What Arcane has going for it is that it tastes better than Branca, which is immediately apparent on the nose before you even take a sip—more mellow and inviting. Kyrejko wanted to end “Branca-face,” the scrunching-up of one’s nose that occurs after a shot of the fernet. He whittled down the source to a couple of factors, including the questionable alcohol and excessive amount of sugar being used in the large manufacturer’s bottles. Arcane Fernet includes 20 different herbs, like the classically used gentian root—as well as the unusual choice of hops, which isn’t so unusual if you consider his beer-whiskey roots. He also uses far less sugar and peppermint for its clean mintiness.

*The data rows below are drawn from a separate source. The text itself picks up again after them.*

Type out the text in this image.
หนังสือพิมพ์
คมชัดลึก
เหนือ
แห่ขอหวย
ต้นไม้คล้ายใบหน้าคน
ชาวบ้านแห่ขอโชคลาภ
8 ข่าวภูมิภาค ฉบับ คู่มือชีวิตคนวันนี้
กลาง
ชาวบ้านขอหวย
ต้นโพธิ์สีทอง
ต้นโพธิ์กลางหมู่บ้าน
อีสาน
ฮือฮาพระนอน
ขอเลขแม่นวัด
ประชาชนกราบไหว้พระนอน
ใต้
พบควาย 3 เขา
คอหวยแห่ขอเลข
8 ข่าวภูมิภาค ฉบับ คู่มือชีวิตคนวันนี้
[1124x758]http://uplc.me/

The striking bottles have already found a spot on shelves throughout Brooklyn, including in a daiquiri at Cardiff Giant in Clinton Hill and as a shot companion to beer at Strong Rope Brewery in Gowanus (both are excellent introductions for fernet virgins).

After our meeting in the lab, I enjoyed a couple of tacos at Tacos El Bronco. While waiting for the train, I spied Kyrejko coming down the subway stairs carrying a big box. He was off to do deliveries himself in Bushwick and Ridgewood, at Kings County Brewers Collective, Yours Sincerely and a few other locales. It occurred to me then that dares rarely have such lasting—and delicious—results.